Please forgive the vagueness of certain parts of this review of Parasite, as you’re bound to have heard by now, this is a movie that’s best to go into with little in the way of expectations on what exactly you’re getting into. Some movies merely use empty twists as a substitute for actual storytelling and then there are films like Parasite that are a master course in how to do twisty-turny storytelling right. Every inch of this intricately put-together production has a greater purpose and that includes the brilliantly executed revelations that upend the plot. Far be it from me to spoil such shocking moments so let’s instead spend this review combing over what a miraculous creation Parasite is in as spoiler-free of terms as possible.
Kim Ki-taek (Song Kang-ho) and his family, wife Chung-sook (Jang Hye-jin), son Ki-woo (Choi Woo-shik) and daughter Ki-jeong (Park So-dam), are a family living in poverty who are always on the hunt for a chance to earn more money. A friend of Ki-woo’s gives Ki-woo the chance to serve as the tutor for the daughter of the wealthy Park family, a position Ki-woo may not be perfectly qualified for, but hey, one forged document later and he’s got the job. It’s just a little lie, after all, and he’s doing it so his family can keep a roof over their heads. Soon, Ki-woo hatches elaborate plans to get the other three members of his family gigs working for the Park family. Sure, they’ve gotta bend the truth to get there, but what’s a little deceit when money is so scarce to the family?
As a famous Larryboy story once demonstrated, though, lies tend to add up over time and eventually, Parasite sends its plot into a wildly bold new direction in exploring Ki-woo and his family trying to keep all these lies in order. It’s a story that starts out with humorous treachery straight out of a screwball comedy as poorer members of society pull the wool over the eyes of the wealthy. You could totally see a similar plot being made in the 1930s with Cary Grant & Katharine Hepburn being the poor characters and Claude Rains being the patriarch of a wealthy clan. When Parasite is in this mode, it’s already plenty entertaining and extremely humorous while the script by Bong Joon-ho and Hae Jin-won does a remarkable job of effortlessly creating richly defined characters you could watch for hours on end.
If Parasite remained just as this type of film, it’d already be something special. But like a world-class gymnast following up an outstanding gymnastics routine with an equally impressive clarinet solo, Parasite eventually morphs into something gripping, something darker and something that takes an even more incisive look at financial inequality. Parasite really digs into the nitty-gritty of this topic in a fascinating manner that isn’t afraid to really delve into moral complexities in regards to how the lead characters are trying to evade their social status. Such exploration is aided by just how good Parasite is on a character-level, each of the characters in Parasite has a detailed perspective on the world that occupies morally grey shades rather than just fitting into tidy good-and-bad boxes.
Even the frequently amusingly oblivious wealthy Park family is show to have human dimensions, like in scenes where the Park parents show genuine affection for their kids. Such a movie feels par for the course for a Bong Joon-ho movie since his works are constantly undercutting the morality expectations of both the viewers and characters. Remember how the mythic figure revolutionary Chris Evans was trying to get to during the entire course of Bong Joon-ho’s Snowpiercer turned out to be just a normal guy who orchestrated the whole revolution for his own means? That’s the kind of bold, brilliant and thought-provoking storytelling found throughout Joon-ho’s works and in Parasite as well.

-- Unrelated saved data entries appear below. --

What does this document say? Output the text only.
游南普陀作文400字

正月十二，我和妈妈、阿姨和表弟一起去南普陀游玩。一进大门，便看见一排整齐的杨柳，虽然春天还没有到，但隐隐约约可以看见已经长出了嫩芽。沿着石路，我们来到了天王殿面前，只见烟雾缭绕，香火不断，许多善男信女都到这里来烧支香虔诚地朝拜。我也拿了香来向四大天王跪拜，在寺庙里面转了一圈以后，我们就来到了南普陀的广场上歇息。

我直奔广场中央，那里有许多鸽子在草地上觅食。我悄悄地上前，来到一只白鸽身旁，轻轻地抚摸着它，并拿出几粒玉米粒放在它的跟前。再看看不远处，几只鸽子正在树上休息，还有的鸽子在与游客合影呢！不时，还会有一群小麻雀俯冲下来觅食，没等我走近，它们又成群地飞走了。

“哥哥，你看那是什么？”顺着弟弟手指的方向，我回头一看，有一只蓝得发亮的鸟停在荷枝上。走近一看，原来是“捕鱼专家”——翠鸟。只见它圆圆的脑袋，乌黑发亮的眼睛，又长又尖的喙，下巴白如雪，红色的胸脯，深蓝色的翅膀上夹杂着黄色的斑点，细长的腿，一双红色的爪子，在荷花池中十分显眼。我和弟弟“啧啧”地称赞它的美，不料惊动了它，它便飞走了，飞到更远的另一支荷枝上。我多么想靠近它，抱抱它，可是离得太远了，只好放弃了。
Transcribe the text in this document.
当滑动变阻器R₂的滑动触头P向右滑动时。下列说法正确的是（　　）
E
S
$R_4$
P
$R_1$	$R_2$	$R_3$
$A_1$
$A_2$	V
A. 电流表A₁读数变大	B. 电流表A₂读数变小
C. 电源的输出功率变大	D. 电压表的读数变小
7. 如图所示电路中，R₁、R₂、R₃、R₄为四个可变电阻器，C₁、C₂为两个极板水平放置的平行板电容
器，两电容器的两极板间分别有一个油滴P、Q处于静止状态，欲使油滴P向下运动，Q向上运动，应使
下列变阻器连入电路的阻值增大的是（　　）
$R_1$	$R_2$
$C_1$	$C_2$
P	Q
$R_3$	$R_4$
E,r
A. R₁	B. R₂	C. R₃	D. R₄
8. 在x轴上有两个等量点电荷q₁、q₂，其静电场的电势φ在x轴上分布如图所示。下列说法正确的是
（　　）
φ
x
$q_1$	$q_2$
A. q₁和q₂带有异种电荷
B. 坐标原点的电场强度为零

Not only does this recurring storytelling trait help to reflect the complex moralities of the real world, but it also makes for thrilling cinema as you sit there in your seat uncertain over what the plot or characters could do next. That sensation is felt all throughout Parasite, which keeps you captivated from start to finish thanks to how writers Bong Joon-ho and Hae Jin-won come up with so many engrossing suspenseful scenarios to toss the characters through. Such sequences are enhanced by the editing of Yang Jin-mo, whose in rare form here in terms of his precise sense of timing that makes for some exquisitely executed sequences. A montage sequence depicting Chung-sook and her family trying to get her a job working for the Parks is an especially showcase for his editing skills.
Parasite’s visual strengths also extended to Bong Joon-ho’s masterfully confident direction and Hong Kyung-pyo’s cinematography. Both of these individuals lend the film a visual look that helps to accentuate tension by constantly showing how there’s so much more going on around the Park characters than they realize. Throughout Parasite, we get wide shots showing one or two members of the Park family going about their business oblivious to the fact that either their own kids or members of Kim Ki-taek’s family are hiding in the shadows listening in on their conversations and following them closely. It makes for some gorgeous looking imagery and, writing it down, I now realize it could also be a visual symbol for how the wealthy are able to ignore the poorer members of society but the latter class are always still existing on the fringes of society (or, in this case, the frame). Good God, what a massively detailed work of thrilling cinema Parasite is!